The contextual keywords in Fig. 3.2 can be used as identifiers outside the contexts in which they’re keywords, but for clarity this is not recommended.

In Chapters 3–9, every class we define begins with the keyword public. For now, we’ll simply require this keyword. You’ll learn more about public and non-public classes in Chapter 10, Classes and Objects: A Deeper Look. When you save your public class declaration in a file, the file name is usually the class name followed by the .cs file-name extension. For our application, the file name is Welcome1.cs.

A left brace (in line 6 in Fig. 3.1), {, begins the body of every class declaration. A corresponding right brace (in line 12), }, must end each class declaration. Lines 7–11 are indented. This indentation is one of the spacing conventions mentioned earlier. We define each spacing convention as a Good Programming Practice.

Line 7 is a comment indicating the purpose of lines 8–11 of the application. Line 8 is the starting point of every application. The parentheses after the identifier Main indicate that it’s an application building block called a method. Class declarations normally contain one or more methods. Method names usually follow the same Pascal casing capitalization conventions used for class names. For each application, one of the methods in a class must be called Main (which is typically defined as shown in line 8); otherwise, the application will not execute. Methods are able to perform tasks and return information when they complete their tasks. Keyword void (line 8) indicates that this method will not return any information after it completes its task. Later, we’ll see that many methods do return information. You’ll learn more about methods in Chapters 4 and 7. We discuss the contents of Main’s parentheses in Chapter 8. For now, simply mimic Main’s first line in your applications.

The left brace in line 9 begins the body of the method declaration.

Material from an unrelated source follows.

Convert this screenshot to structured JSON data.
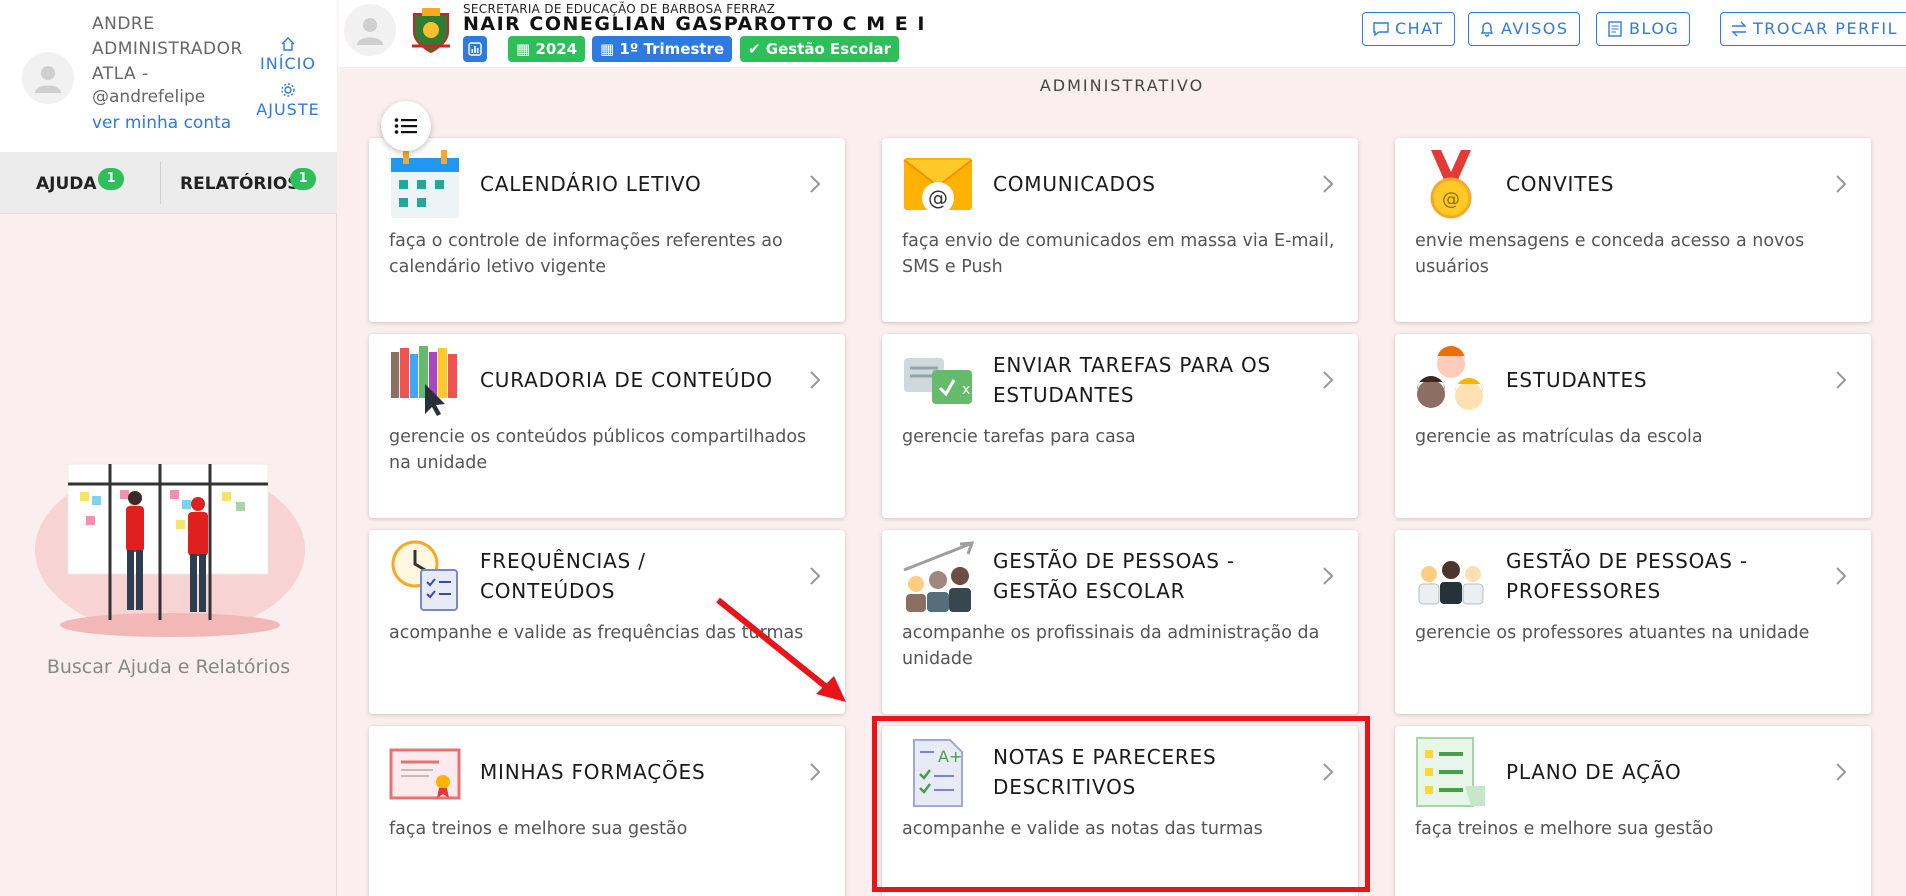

A corresponding right brace must end the method’s body (line 11 of Fig. 3.1). Line 10 in the body of the method is indented between the braces.

Line 10 displays the string of characters contained between the double quotation marks. Whitespace characters in strings are not ignored by the compiler.

Class Console provides standard input/output capabilities that enable applications to read and display text in the console window from which the application executes. The Console.WriteLine method displays a line of text in the console window. The string in the parentheses in line 10 is the argument to the method. Method Console.WriteLine displays its argument in the console window. When Console.WriteLine completes its task, it positions the screen cursor at the beginning of the next line in the console window.

The entire line 10, including Console.WriteLine, the parentheses, the argument "Welcome to C# Programming!" in the parentheses and the semicolon (;), is called a statement. Most statements end with a semicolon. When the statement in line 10 executes, it displays the string Welcome to C# Programming! in the console window. A method is typically composed of one or more statements that perform the method’s task.

Some programmers find it difficult when reading or writing an application to match the left and right braces ({ and }) that delimit the body of a class declaration or a method declaration. For this reason, we include a comment after each closing right brace (}) that ends a method declaration and after each closing right brace that ends a class declaration. For example, line 11 specifies the closing right brace of method Main, and line 12 specifies the closing right brace of class Welcome1. Each of these comments indicates the method or class that the right brace terminates. Visual Studio can help you locate matching braces in your code. Simply place the cursor immediately in front of the left brace or immediately after the right brace, and Visual Studio will highlight both.

3.3 Creating a Simple Application in Visual C# Express

Now that we have presented our first console application (Fig. 3.1), we provide a step-by-step explanation of how to compile and execute it using Visual C# Express.

Creating the Console Application

After opening Visual C# 2010Express, select File > New Project... to display the New Project dialog (Fig. 3.3), then select the Console Application template. In the dialog’s Name field, type Welcome1. Click OK to create the project. The IDE now contains the open console application, as shown in Fig. 3.4. The editor window already contains some code provided by the IDE. Some of this code is similar to that of Fig. 3.1. Some is not, and uses features that we have not yet discussed. The IDE inserts this extra code to help organize the application and to provide access to some common classes in the .NET Framework Class Library—at this point in the book, this code is neither required nor relevant to the discussion of this application; delete all of it.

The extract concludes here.